The Genie on Your Couch

Originally posted on Linkedin 16th May 2023

in response to an article in the Washington Post about the US Senate Hearing on Generative AI that included Sam Altman on the panel.

In the Land-of-Runaway-Capitalism, today the public was invited to the latest round of tech peeps being quizzed by Senators that are clearly more skilled in politicking than generative AI.

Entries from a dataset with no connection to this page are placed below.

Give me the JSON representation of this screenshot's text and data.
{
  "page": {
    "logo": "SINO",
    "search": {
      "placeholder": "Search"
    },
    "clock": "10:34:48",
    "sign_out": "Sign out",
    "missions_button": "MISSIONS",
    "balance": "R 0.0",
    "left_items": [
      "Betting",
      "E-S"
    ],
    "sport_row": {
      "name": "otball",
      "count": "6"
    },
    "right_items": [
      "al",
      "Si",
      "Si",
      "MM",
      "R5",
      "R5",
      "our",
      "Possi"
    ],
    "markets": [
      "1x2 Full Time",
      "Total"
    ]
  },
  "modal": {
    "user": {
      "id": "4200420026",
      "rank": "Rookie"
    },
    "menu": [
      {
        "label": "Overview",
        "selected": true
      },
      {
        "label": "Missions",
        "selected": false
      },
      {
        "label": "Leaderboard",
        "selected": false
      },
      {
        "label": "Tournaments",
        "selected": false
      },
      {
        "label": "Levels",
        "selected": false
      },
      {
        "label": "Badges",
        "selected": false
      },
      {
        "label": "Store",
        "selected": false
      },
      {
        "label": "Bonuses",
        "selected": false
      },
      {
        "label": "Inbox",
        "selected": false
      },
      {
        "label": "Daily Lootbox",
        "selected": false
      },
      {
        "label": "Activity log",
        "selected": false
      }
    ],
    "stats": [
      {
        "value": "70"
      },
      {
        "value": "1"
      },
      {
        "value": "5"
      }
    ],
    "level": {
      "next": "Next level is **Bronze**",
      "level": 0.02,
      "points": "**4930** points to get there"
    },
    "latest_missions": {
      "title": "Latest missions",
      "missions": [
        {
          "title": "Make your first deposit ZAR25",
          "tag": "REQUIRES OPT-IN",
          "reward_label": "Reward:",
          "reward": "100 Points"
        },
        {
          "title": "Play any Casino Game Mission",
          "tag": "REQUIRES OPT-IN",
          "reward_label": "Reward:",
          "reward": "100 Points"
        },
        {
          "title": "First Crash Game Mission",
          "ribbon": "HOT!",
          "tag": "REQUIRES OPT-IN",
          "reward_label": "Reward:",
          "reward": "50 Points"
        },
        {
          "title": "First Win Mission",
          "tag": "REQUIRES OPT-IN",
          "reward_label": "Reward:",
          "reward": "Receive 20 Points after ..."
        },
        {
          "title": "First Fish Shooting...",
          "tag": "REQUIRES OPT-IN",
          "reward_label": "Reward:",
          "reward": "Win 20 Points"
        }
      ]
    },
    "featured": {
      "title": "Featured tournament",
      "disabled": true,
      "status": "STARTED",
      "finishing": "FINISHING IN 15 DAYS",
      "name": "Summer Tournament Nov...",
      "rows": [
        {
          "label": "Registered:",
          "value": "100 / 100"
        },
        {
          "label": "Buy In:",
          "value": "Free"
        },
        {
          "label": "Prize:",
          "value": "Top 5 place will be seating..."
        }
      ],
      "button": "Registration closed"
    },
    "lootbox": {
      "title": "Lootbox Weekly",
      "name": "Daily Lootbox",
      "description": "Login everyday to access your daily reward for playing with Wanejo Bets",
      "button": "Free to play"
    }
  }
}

Your news feed is awash with hot-takes and as you attempt to guzzle at the firehose of AI news you may be feeling like you’re drowning. So, I’m just going to focus on one thing here, something I think is a key takeaway –
Evaluations and Safety Standards.

As quoted in the The Washington Post the second point of Sam Altman’s 3-point plan is:
“Create a set of safety standards for AI models, including evaluations of their dangerous capabilities”

Let’s pull that apart.

Safety standards are applied by governments to just about every other tech and pharmaceutical we roll out to the public. They are applied to food and water preparation, aeroplanes, headache tablets, and car airbags. Yet developers of Generative AI (GAI) have been able to sidestep this, in part because of the breakneck speed at which they have been developed.

The Genie on your couch.
ChatGPT hit nearly a billion unique users last month. Google has launched BARD into a range of its products. The genie is not only out of the bottle, they have set up camp on your couch, feet on your coffee table, and nod at you as they crack a beer from your fridge. GAI is here, it’s not going anywhere, and it’s not going to be paused. What background checks did the Genie pass before it entered your home through your smartphone/home assistant/email?

GAI safety standards.
In tech-lingo these are called evaluation benchmarks. From the Turing test in 1950, the ways that we test and evaluate our computers has exploded. GPT-3 (predecessor of Chat-GPT) was tested on about 30 benchmarks, more recent models like PALM2 (the power behind BARD) are tested on 100’s of benchmarks.

Who creates the tests?
The short answer is almost exclusively machine learning engineers, and in the majority of cases, engineers that work in Big-Tech and the development environments of these models. Generally, an engineer(s) create a safety test, say to measure political correctness, upload that to GitHub, then a developer comes along, runs their model against that test, then says “My model achieved 10% better than SOTA” (SOTA = state of the art). After which they publish a chart showing how their toy is better than everyone else’s.

Who is overseeing this?
NO ONE.

Who checks the test measures the thing it says it measures?
NO ONE.

Who is checking the results?
NO ONE.

More: The latest trend is to use AI to develop tests and testing data to test AI. Designed within AI development organisations. Conflict of interest???

The gatekeeping narrative that only engineers understand enough about the tech to test the tech is 100% b.s. Consider this sentence.
“You don’t understand how to build your car engine so you shouldn’t be allowed to weigh in on road safety”.

So that’s what Altman (and me!) are calling for. Testing standards and oversight.